Opinión

Las autorizaciones de uso de las aguas y los usos productivos

Por Tatiana Celume, académica de la Facultad de Derecho y Ciencias Sociales, U. San Sebastián

Hay muchos hitos en la legislación de aguas chilenas. La calificación de las aguas como bienes nacionales de uso público permitió que bajo su amparo se gestaran diversos modelos de gestión del recurso. Podemos afirmar que el Código de Aguas de 1951 no se condice con el de 1967 ni con el de 1981. Asimismo, el Código de 1981 no es el mismo que el de 2005 ni el de 2022. El legislador, en democracia, ha sido el intérprete de los cambios sociales, políticos y culturales que han ido tiñendo las modificaciones al régimen público de las aguas. Con la reforma al Código de Aguas de 2022, se reconoció que las aguas son polifuncionales y que no solo tienen un fin productivo, sino que también uno de subsistencia y uno de preservación ecosistémica. En este sentido, se priorizó el uso de las aguas para el consumo humano y el saneamiento y se protegieron los usos medioambientales.
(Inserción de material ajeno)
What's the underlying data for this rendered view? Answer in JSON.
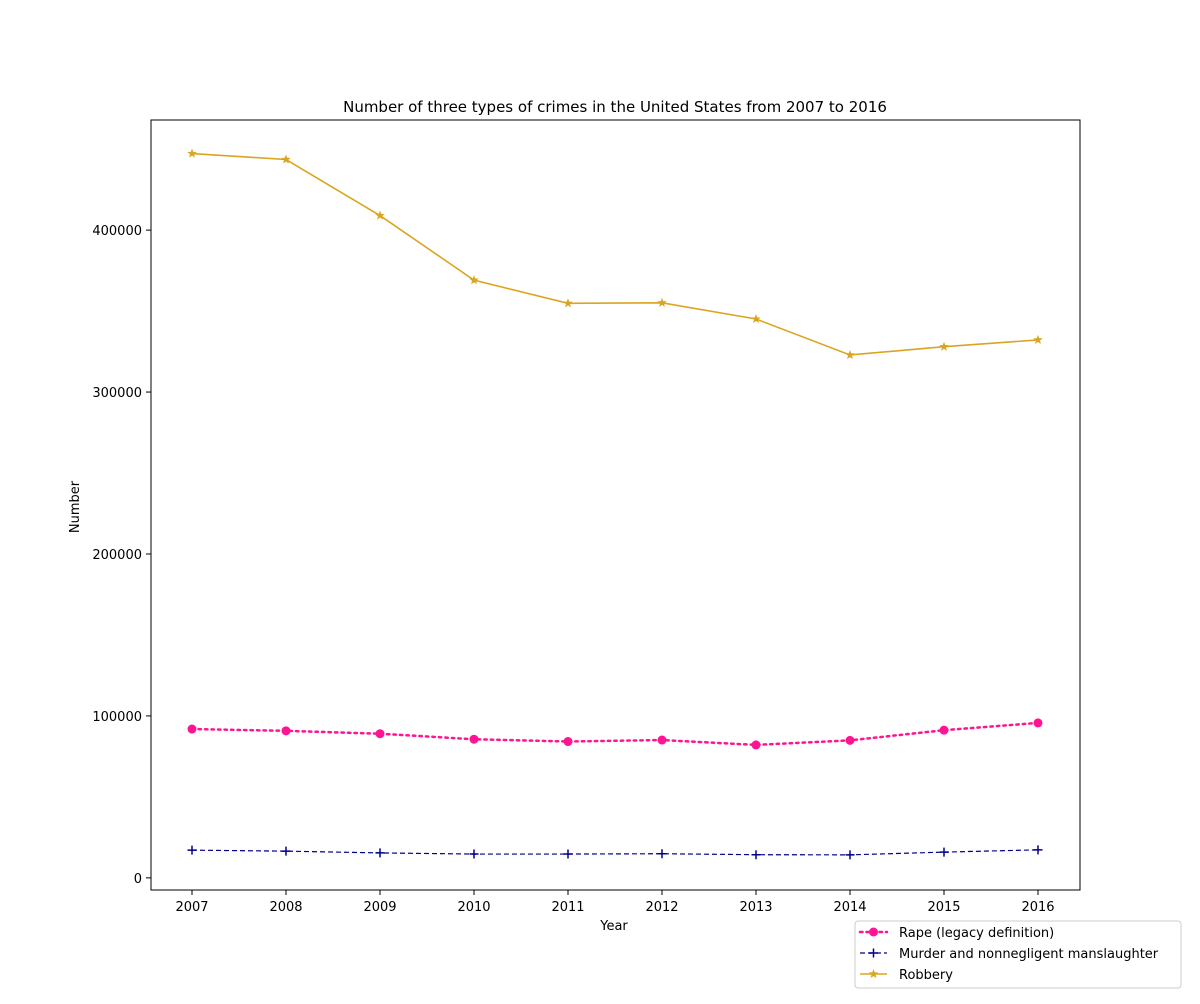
{
  "chart_data": {
    "type": "line",
    "title": "Number of three types of crimes in the United States from 2007 to 2016",
    "xlabel": "Year",
    "ylabel": "Number",
    "x": [
      "2007",
      "2008",
      "2009",
      "2010",
      "2011",
      "2012",
      "2013",
      "2014",
      "2015",
      "2016"
    ],
    "x_ticks": [
      "2007",
      "2008",
      "2009",
      "2010",
      "2011",
      "2012",
      "2013",
      "2014",
      "2015",
      "2016"
    ],
    "y_ticks": [
      "0",
      "100000",
      "200000",
      "300000",
      "400000"
    ],
    "ylim": [
      -7500,
      468000
    ],
    "grid": false,
    "legend_position": "bottom-right, outside plot",
    "series": [
      {
        "name": "Rape (legacy definition)",
        "color": "#ff1493",
        "line_style": "dotted",
        "marker": "circle",
        "values": [
          91900,
          90800,
          89000,
          85600,
          84200,
          85100,
          82100,
          84900,
          91200,
          95700
        ]
      },
      {
        "name": "Murder and nonnegligent manslaughter",
        "color": "#00008b",
        "line_style": "dashed",
        "marker": "plus",
        "values": [
          17100,
          16500,
          15400,
          14700,
          14700,
          14900,
          14300,
          14200,
          15900,
          17300
        ]
      },
      {
        "name": "Robbery",
        "color": "#daa520",
        "line_style": "solid",
        "marker": "star",
        "values": [
          447300,
          443600,
          409000,
          369100,
          354800,
          355100,
          345100,
          322900,
          328000,
          332200
        ]
      }
    ]
  }
}
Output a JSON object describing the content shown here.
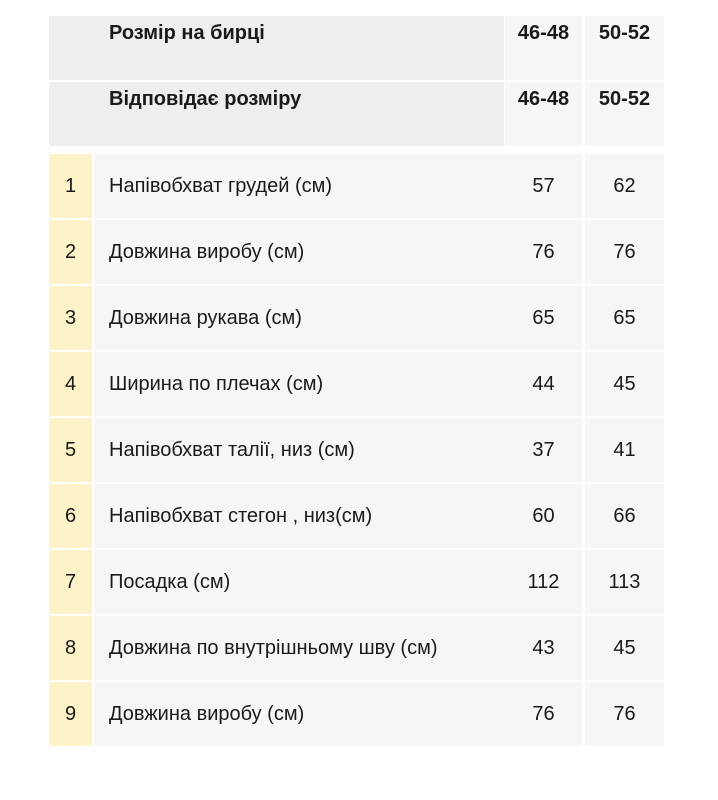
{
  "header": {
    "label_size_tag": "Розмір на бирці",
    "label_corresponds": "Відповідає розміру",
    "sizes_tag": [
      "46-48",
      "50-52"
    ],
    "sizes_corresponds": [
      "46-48",
      "50-52"
    ]
  },
  "rows": [
    {
      "num": "1",
      "name": "Напівобхват грудей (см)",
      "v1": "57",
      "v2": "62"
    },
    {
      "num": "2",
      "name": "Довжина виробу (см)",
      "v1": "76",
      "v2": "76"
    },
    {
      "num": "3",
      "name": "Довжина рукава (см)",
      "v1": "65",
      "v2": "65"
    },
    {
      "num": "4",
      "name": "Ширина по плечах (см)",
      "v1": "44",
      "v2": "45"
    },
    {
      "num": "5",
      "name": "Напівобхват талії, низ (см)",
      "v1": "37",
      "v2": "41"
    },
    {
      "num": "6",
      "name": "Напівобхват стегон , низ(см)",
      "v1": "60",
      "v2": "66"
    },
    {
      "num": "7",
      "name": "Посадка (см)",
      "v1": "112",
      "v2": "113"
    },
    {
      "num": "8",
      "name": "Довжина по внутрішньому шву (см)",
      "v1": "43",
      "v2": "45"
    },
    {
      "num": "9",
      "name": "Довжина виробу (см)",
      "v1": "76",
      "v2": "76"
    }
  ]
}
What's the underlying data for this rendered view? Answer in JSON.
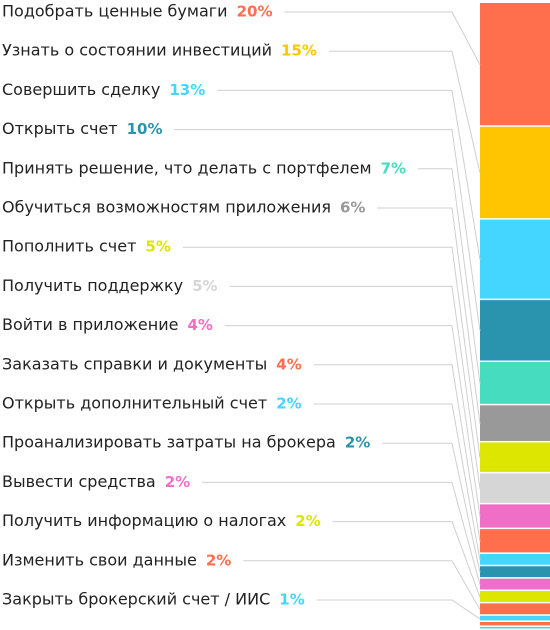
{
  "chart_data": {
    "type": "bar",
    "title": "",
    "categories": [
      "Подобрать ценные бумаги",
      "Узнать о состоянии инвестиций",
      "Совершить сделку",
      "Открыть счет",
      "Принять решение, что делать с портфелем",
      "Обучиться возможностям приложения",
      "Пополнить счет",
      "Получить поддержку",
      "Войти в приложение",
      "Заказать справки и документы",
      "Открыть дополнительный счет",
      "Проанализировать затраты на брокера",
      "Вывести средства",
      "Получить информацию о налогах",
      "Изменить свои данные",
      "Закрыть брокерский счет / ИИС"
    ],
    "values": [
      20,
      15,
      13,
      10,
      7,
      6,
      5,
      5,
      4,
      4,
      2,
      2,
      2,
      2,
      2,
      1
    ],
    "value_labels": [
      "20%",
      "15%",
      "13%",
      "10%",
      "7%",
      "6%",
      "5%",
      "5%",
      "4%",
      "4%",
      "2%",
      "2%",
      "2%",
      "2%",
      "2%",
      "1%"
    ],
    "colors": [
      "#FF6F4E",
      "#FFC600",
      "#45D6FF",
      "#2A93AE",
      "#45DCC0",
      "#999999",
      "#DDE600",
      "#D6D6D6",
      "#F06FC6",
      "#FF6F4E",
      "#45D6FF",
      "#2A93AE",
      "#F06FC6",
      "#DDE600",
      "#FF6F4E",
      "#45D6FF"
    ],
    "extra_segments": [
      {
        "value": 0.8,
        "color": "#FF6F4E"
      },
      {
        "value": 0.5,
        "color": "#45D6FF"
      }
    ],
    "layout": "single stacked vertical bar at right, labels on left connected by leader lines"
  }
}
Por su parte, los derechos de aprovechamiento que antaño habían sido considerados derechos absolutos, ausentes de cargas ambientales y perpetuos, pasaron a ser concesiones temporales, susceptibles de extinguirse por su no uso y de caducar por su no inscripción. Todo lo anterior bajo la lógica de ponerle fin al acaparamiento ocioso -y a la especulación- con los derechos, asegurando su uso efectivo y robusteciendo a la Administración con sendas facultades para intervenir en la redistribución de las aguas.

Sin perjuicio de que hoy los derechos de aprovechamiento se dibujen como prerrogativas limitadas que importan serias cargas a sus titulares, la Comisión de Normas Transitorias de la Convención Constitucional ha aprobado que todos estos pasen a constituirse en autorizaciones al tenor de la nueva Constitución, esto es, autorizaciones “incomerciables”. Está demás señalar que las autorizaciones, de por sí, son incomerciables, por lo que no era necesario reafirmarlo en el texto constitucional. Lo que conviene indicar es que estas autorizaciones no serían constitutivas de derechos, sino que se traducirían en un acto de mera tolerancia de la Administración que aprobaría o denegaría el uso de las aguas, pudiendo revocarlas sin necesidad de indemnizar a los particulares. Estos permisos o licencias de uso no se incorporarían en el patrimonio de las personas, no pudiendo los usuarios realizar negocios jurídicos respecto de ellos ni transmitir estos títulos a sus herederos.

En otras palabras, un agricultor no va a poder hipotecar estas autorizaciones para obtener financiamiento; una empresa sanitaria estará impedida de comprarlas cuando requiera satisfacer la demanda de consumo humano de la población; un usuario, cualquiera que fuere, no tendrá ningún incentivo en darle un uso eficiente y responsable a las aguas, optimizando su uso y desprendiéndose de aquellos caudales que no requiere; y, una minera no podrá arrendar autorizaciones a la comunidad para llevar a cabo su proyecto. En suma, la incomerciabilidad de estas autorizaciones hace ilusorio cualquier atisbo de mercado de derechos de aprovechamiento entregando la reasignación del uso de las aguas, en su totalidad, al Estado. Bajo esta lógica, se desconoce el uso productivo de las aguas sea éste de consumo humano, minero, agrícola o industrial, quebrantándose el principio de la polifuncionalidad de las aguas.